Que no hubiese mujeres sacerdotes sería injusto sólo si ellas tuviesen derecho a ser sacerdotes. Pero ningún hombre tiene derecho a ser ordenado sacerdote, ya que esta vocación ministerial es un don gratuito de Dios, misterio de amor. Dios da esta vocación a quién Él quiere, sin estar jamás obligado a ello. Más aún, afirmar que no ordenar mujeres es injusto conlleva creer que a Dios se le fuerza a otorgar este don, lo cual es rebajarle y ser injusto con Dios. Además, si es injusta la no ordenación de una mujer por ser mujer, también lo sería que algunos varones no pueden ser ordenados sacerdotes. Pero, que uno no tenga vocación sacerdotal no significa que Dios le esté perjudicando. En definitiva, la cuestión de la ordenación de la mujer no puede ubicarse en un campo meramente natural o de dialéctica de reivindicaciones, sino que sólo puede plantearse adecuadamente en el ámbito de lo sobrenatural y del amor, el de si Dios en su gratuidad ha determinado o no que haya sacerdocio femenino.
Ante esta cuestión la Iglesia no puede inventarse una respuesta, sino que ha de someterse a lo que ha sido la decisión del Señor. El Catecismo de la Iglesia católica, clarificadoramente dice: «Sólo el varón bautizado recibe válidamente la sagrada ordenación» (CIC can. 1024). El Señor Jesús eligió a hombres para formar el colegio de los doce apóstoles (Cf. Mc. 3, 14-19; Lc. 6, 12-16), y los apóstoles hicieron lo mismo cuando eligieron a sus colaboradores (Cf. 1 Tm 3, 1-13; 2 Tm 1, 6; Tt 1, 5-9) que les sucederían en su tarea (S. Clemente Romano, Cor 42, 4; 44, 3). El colegio de los obispos, con quienes los presbíteros están unidos en el sacerdocio, hace presente y actualiza hasta el retorno de Cristo el colegio de los Doce. La Iglesia se reconoce vinculada por esta decisión del Señor. Esta es la razón por la que las mujeres no reciben la ordenación (Cf. Juan Pablo II, MD 26-27; CDF decl. Inter insigniores: AAS 69, 1977, 98-116). Así pues, es una cuestión decidida y los católicos debemos acatar esta enseñanza de la Iglesia.

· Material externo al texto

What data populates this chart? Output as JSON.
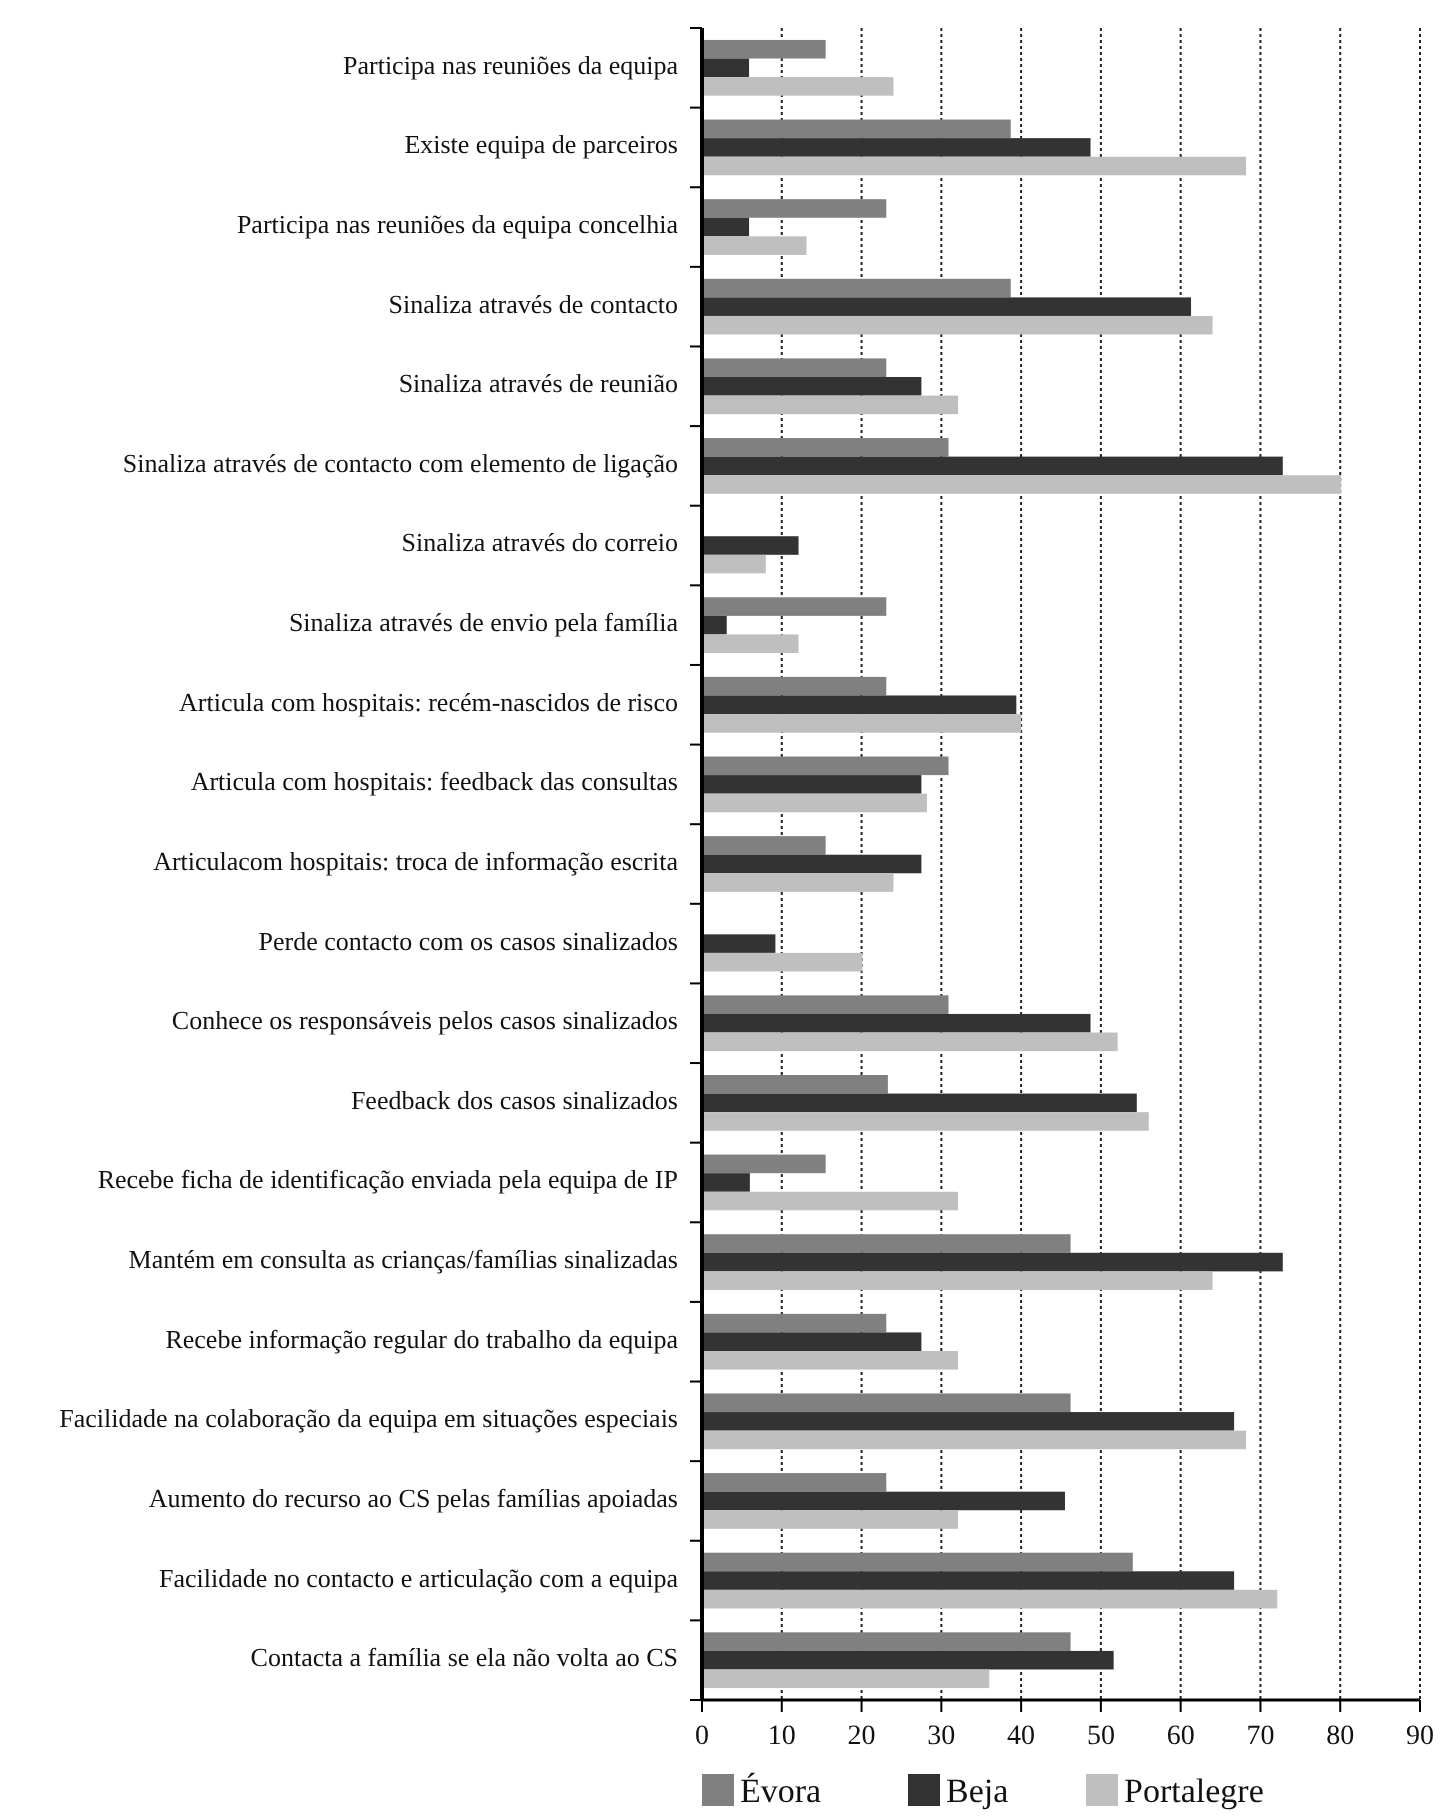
{
  "chart_data": {
    "type": "bar",
    "orientation": "horizontal",
    "categories": [
      "Participa nas reuniões da equipa",
      "Existe equipa de parceiros",
      "Participa nas reuniões da equipa concelhia",
      "Sinaliza através de contacto",
      "Sinaliza através de reunião",
      "Sinaliza através de contacto com elemento de ligação",
      "Sinaliza através do correio",
      "Sinaliza através de envio pela família",
      "Articula com hospitais: recém-nascidos de risco",
      "Articula com hospitais: feedback das consultas",
      "Articulacom hospitais: troca de informação escrita",
      "Perde contacto com os casos sinalizados",
      "Conhece os responsáveis pelos casos sinalizados",
      "Feedback dos casos sinalizados",
      "Recebe ficha de identificação enviada pela equipa de IP",
      "Mantém em consulta as crianças/famílias sinalizadas",
      "Recebe informação regular do trabalho da equipa",
      "Facilidade na colaboração da equipa em situações especiais",
      "Aumento do recurso ao CS pelas famílias apoiadas",
      "Facilidade no contacto e articulação com a equipa",
      "Contacta a família se ela não volta ao CS"
    ],
    "series": [
      {
        "name": "Évora",
        "color": "#808080",
        "values": [
          15.5,
          38.7,
          23.1,
          38.7,
          23.1,
          30.9,
          0,
          23.1,
          23.1,
          30.9,
          15.5,
          0,
          30.9,
          23.3,
          15.5,
          46.2,
          23.1,
          46.2,
          23.1,
          54.0,
          46.2
        ]
      },
      {
        "name": "Beja",
        "color": "#333333",
        "values": [
          5.9,
          48.7,
          5.9,
          61.3,
          27.5,
          72.8,
          12.1,
          3.1,
          39.4,
          27.5,
          27.5,
          9.2,
          48.7,
          54.5,
          6.0,
          72.8,
          27.5,
          66.7,
          45.5,
          66.7,
          51.6
        ]
      },
      {
        "name": "Portalegre",
        "color": "#bfbfbf",
        "values": [
          24.0,
          68.2,
          13.1,
          64.0,
          32.1,
          80.1,
          8.0,
          12.1,
          40.0,
          28.2,
          24.0,
          20.1,
          52.1,
          56.0,
          32.1,
          64.0,
          32.1,
          68.2,
          32.1,
          72.1,
          36.0
        ]
      }
    ],
    "xlim": [
      0,
      90
    ],
    "xticks": [
      0,
      10,
      20,
      30,
      40,
      50,
      60,
      70,
      80,
      90
    ],
    "grid": "x",
    "legend": "bottom"
  }
}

Una mujer no será sacerdote, pero dará al mundo un Sumo Pontífice. La madre de un sacerdote no consagra, pero por ella existen miles de consagraciones de su hijo sacerdote. Sin la Purísima no habría ni sacerdotes, ni absoluciones, ni consagraciones. Santa Teresa de Lisieux no fue a las misiones, pero los misioneros daban fruto por ella. Muchísimas vírgenes consagradas con su santidad de vida han sostenido los brazos del sacerdote que levanta la Sagrada Forma. Así, la mujer no puede consagrar, pero tiene su parte de amor en estas consagraciones. Además, la más hermosa visión de la vocación femenina es, no lo olvidemos, la del Magisterio de la Iglesia católica.